Основная схема диалога у Достоевского очень проста: противостояние человека человеку, как противостояние "я" и "другого".
В раннем творчестве этот "другой" тоже носит несколько абстрактный характер: это - другой, как таковой. "Я-то один, а они все", - думал про себя в юности "человек из подполья". Но так, в сущности, он продолжает думать и в своей последующей жизни. Мир распадается для него на два стана: в одном - "я", в другом - "они", то есть все без исключения "другие", кто бы они ни были. Каждый человек существует для него прежде всего как "другой". И это определение человека непосредственно обусловливает и все его отношения к нему. Всех людей он приводит к одному знаменателю - "другой". Школьных товарищей, сослуживцев, слугу Аполлона, полюбившую его женщину и даже творца мирового строя, с которым он полемизирует, он подводит под эту категорию и прежде всего реагирует на них, как на "других" для себя.

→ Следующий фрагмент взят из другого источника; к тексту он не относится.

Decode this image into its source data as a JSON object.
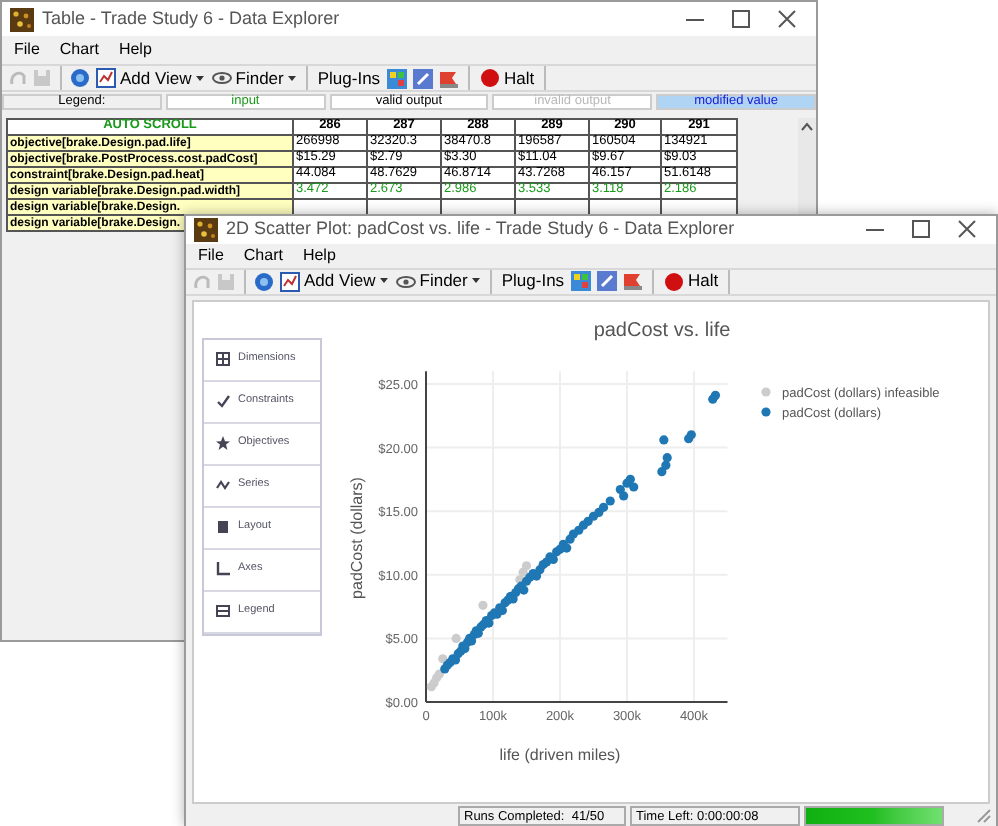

Такая абстрактность определяется всем замыслом этого произведения. Жизнь героя из подполья лишена какого бы то ни было сюжета. Сюжетную жизнь, в которой есть друзья, братья, родители, жены, соперники, любимые женщины и т.д. и в которой он сам мог бы быть братом, сыном, мужем, он переживает только в мечтах. В его действительной жизни нет этих реальных человеческих категорий. Поэтому-то внутренние и внешние диалоги в этом произведении так абстрактны и классически четки, что их можно сравнить только с диалогами у Расина. Бесконечность внешнего диалога выступает здесь с такою же математическою ясностью, как и бесконечность внутреннего диалога. Реальный "другой" может войти в мир "человека из подполья" лишь как тот "другой", с которым он уже ведет свою безысходную внутреннюю полемику. Всякий реальный чужой голос неизбежно сливается с уже звучащим в ушах героя чужим голосом. И реальное слово "другого" также вовлекается в движение perpetuum mobile, как и все предвосхищаемые чужие реплики. Герой тиранически требует от него полного признания и утверждения себя, но в то же время не принимает этого признания и утверждения, ибо в нем он оказывается слабой, пассивной стороной: понятым, принятым, прощенным. Этого не может перенести его гордость.
"И слез давешних, которых перед тобой я, как пристыженная баба, не мог удержать, никогда тебе не прощу! И того, в чем теперь тебе признаюсь, тоже никогда тебе не прощу!" - так кричит он во время своих признаний полюбившей его девушке. "Да понимаешь ли ты, как я теперь, высказав тебе это, тебя ненавидеть буду за то, что ты тут была и слушала? Ведь человек раз в жизни только так высказывается, да и то в истерике!.. Чего ж тебе еще? Чего ж ты еще, после всего этого, торчишь передо мной, мучаешь меня, не уходишь?" (IV, 237 - 238).
Но она не ушла. Случилось еще хуже. Она поняла его и приняла таким, каков он есть. Ее сострадания и приятия он не мог вынести.
"Пришло мне тоже в взбудораженную мою голову, что роли ведь теперь окончательно переменились, что героиня теперь она, а я точно такое же униженное и раздавленное создание, каким она была передо мною в ту ночь четыре дня назад... И все это ко мне пришло еще в те минуты, когда я лежал ничком на диване!
Боже мой! да неужели ж я тогда ей позавидовал?
Не знаю, до сих пор еще не могу решить, а тогда, конечно, еще меньше мог это понять, чем теперь. Без власти и тиранства над кем-нибудь я ведь не могу прожить... Но... но ведь рассуждениями ничего не объяснишь, а следственно, и рассуждать нечего" (IV, 239).
"Человек из подполья" остается в своем безысходном противостоянии "другому". Реальный человеческий голос, как и предвосхищенная чужая реплика, не могут завершить его бесконечного внутреннего диалога.
Мы уже говорили, что внутренний диалог (то есть микродиалог) и принципы его построения послужили тою основою, на которой Достоевский первоначально вводил другие реальные голоса. Это взаимоотношение внутреннего и внешнего, композиционно выраженного, диалога мы должны рассмотреть теперь внимательнее, ибо в нем сущность диалоговедения Достоевского.
Мы видели, что в "Двойнике" второй герой (двойник) был прямо введен Достоевским как олицетворенный второй внутренний голос самого Голядкина. Таков же был и голос рассказчика. С другой стороны, внутренний голос Голядкина сам являлся лишь заменою, специфическим суррогатом реального чужого голоса. Благодаря этому достигалась теснейшая связь между голосами и крайняя (правда, здесь односторонняя) напряженность их диалога. Чужая реплика (двойника) не могла не задевать за живое Голядкина, ибо была не чем иным, как его же собственным словом в чужих устах, но, так сказать, вывернутым наизнанку словом, с перемещенным и злостно искаженным акцентом.